GENEVA (AP) — China said Monday that it will ask the World Trade Organization to examine whether European Union charges on imports of Chinese steel fasteners comply with international commerce rules.
Beijing argues that the EU is illegally taxing the screws needed for products from furniture to cars. The action unfairly penalizes the commercial interests of over 1,700 Chinese fastener producers, the Asian country says.
The 27-nation EU accuses Chinese manufacturers of breaking trade rules by selling a flood of screws at 30 percent to 50 percent below European prices, but China's exporters contend that their screws are weaker and less expensive than those made in Europe.
The dispute between the two trade powers is highly sensitive. Beijing said negotiations with the EU last month in Geneva failed to resolve the disagreement.
China will ask that an investigative panel be established when the WTO's dispute body meets next week, it said in a statement.
"The Chinese government (is) opposed firmly to ... any promotion of trade protectionism," it said.
In January, the EU slapped Chinese exporters with trade charges ranging between 26.5 percent and 85 percent for five years, arguing that below-cost selling by Chinese companies prevented European producers from gaining extra market share as sales boomed in recent years.
Brussels claims the antidumping charges on the fasteners were imposed in January in full compliance with WTO rules and with clear evidence of Chinese wrongdoing. Governments investigate dumping when they suspect foreign producers are exporting goods at artificially low prices — usually as a result of subsidies or in an attempt to corner a market.
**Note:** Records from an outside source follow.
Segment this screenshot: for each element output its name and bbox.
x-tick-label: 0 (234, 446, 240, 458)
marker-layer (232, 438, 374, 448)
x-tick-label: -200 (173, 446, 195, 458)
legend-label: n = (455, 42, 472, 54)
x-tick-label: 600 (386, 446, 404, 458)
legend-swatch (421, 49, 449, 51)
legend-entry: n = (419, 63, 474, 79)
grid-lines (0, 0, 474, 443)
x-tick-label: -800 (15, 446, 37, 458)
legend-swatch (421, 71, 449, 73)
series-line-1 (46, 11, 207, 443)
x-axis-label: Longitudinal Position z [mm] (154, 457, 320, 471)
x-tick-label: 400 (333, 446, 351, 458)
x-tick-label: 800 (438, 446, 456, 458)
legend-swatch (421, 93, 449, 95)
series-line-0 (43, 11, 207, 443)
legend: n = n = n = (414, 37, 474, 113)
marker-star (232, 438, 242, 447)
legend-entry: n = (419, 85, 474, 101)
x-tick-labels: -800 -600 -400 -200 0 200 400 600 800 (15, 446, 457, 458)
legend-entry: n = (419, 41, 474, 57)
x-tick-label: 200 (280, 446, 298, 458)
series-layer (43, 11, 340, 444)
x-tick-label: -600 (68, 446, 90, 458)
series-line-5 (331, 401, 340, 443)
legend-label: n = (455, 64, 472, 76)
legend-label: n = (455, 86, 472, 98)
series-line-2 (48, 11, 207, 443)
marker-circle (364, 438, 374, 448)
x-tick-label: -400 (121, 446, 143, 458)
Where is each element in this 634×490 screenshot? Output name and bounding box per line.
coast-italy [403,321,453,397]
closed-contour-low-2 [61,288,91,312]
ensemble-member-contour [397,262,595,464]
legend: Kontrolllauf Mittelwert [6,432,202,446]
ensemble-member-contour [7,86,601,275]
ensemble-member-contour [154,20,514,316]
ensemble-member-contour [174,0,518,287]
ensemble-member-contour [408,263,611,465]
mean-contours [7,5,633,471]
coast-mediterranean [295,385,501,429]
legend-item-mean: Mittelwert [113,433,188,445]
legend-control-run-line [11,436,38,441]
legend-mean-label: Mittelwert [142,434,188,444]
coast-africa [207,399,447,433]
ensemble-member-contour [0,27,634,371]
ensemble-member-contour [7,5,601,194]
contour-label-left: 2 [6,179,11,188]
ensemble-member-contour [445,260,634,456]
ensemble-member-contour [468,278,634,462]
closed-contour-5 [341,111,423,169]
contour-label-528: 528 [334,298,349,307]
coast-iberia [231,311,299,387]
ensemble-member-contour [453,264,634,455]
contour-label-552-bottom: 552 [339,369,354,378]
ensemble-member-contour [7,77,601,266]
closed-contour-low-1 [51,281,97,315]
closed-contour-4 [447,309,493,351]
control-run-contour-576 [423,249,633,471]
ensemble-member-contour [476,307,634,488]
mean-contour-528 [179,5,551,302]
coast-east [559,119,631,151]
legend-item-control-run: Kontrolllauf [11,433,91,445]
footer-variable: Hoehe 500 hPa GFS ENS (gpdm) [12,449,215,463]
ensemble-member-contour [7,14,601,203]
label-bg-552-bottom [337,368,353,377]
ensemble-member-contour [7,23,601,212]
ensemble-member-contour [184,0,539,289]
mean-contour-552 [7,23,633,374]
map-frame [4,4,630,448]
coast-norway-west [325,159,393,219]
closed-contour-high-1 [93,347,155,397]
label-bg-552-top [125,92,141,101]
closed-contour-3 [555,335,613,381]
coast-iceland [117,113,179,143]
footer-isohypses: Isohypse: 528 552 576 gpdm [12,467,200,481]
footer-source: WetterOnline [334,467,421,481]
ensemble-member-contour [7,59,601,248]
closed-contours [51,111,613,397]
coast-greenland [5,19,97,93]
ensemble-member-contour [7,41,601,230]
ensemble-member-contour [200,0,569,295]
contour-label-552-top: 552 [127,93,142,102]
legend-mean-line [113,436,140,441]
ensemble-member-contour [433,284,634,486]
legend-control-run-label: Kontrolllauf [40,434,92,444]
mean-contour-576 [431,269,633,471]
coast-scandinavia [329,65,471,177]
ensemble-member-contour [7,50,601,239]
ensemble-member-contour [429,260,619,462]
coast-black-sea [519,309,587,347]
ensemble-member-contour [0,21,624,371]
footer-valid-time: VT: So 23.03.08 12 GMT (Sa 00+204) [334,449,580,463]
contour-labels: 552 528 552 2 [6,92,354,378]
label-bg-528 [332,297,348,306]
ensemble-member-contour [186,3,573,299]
Chinese screwmakers complained in February that the EU's actions would hurt consumers without helping European producers. Manufacturers from Jiaxing city in Zhejiang province in eastern China — representing a quarter of Chinese screw exports — say they are unfairly being singled out because they charge the same as Taiwanese producers and more than rivals based in Malaysia, Vietnam and India.
Brussels can delay the establishment of a WTO panel only once, meaning a formal investigation could be pushed back until November.
The WTO cannot force countries to comply with its rulings, but it can authorize commercial sanctions against nations continuing to break the rules. Trade cases generally take years to reach that point.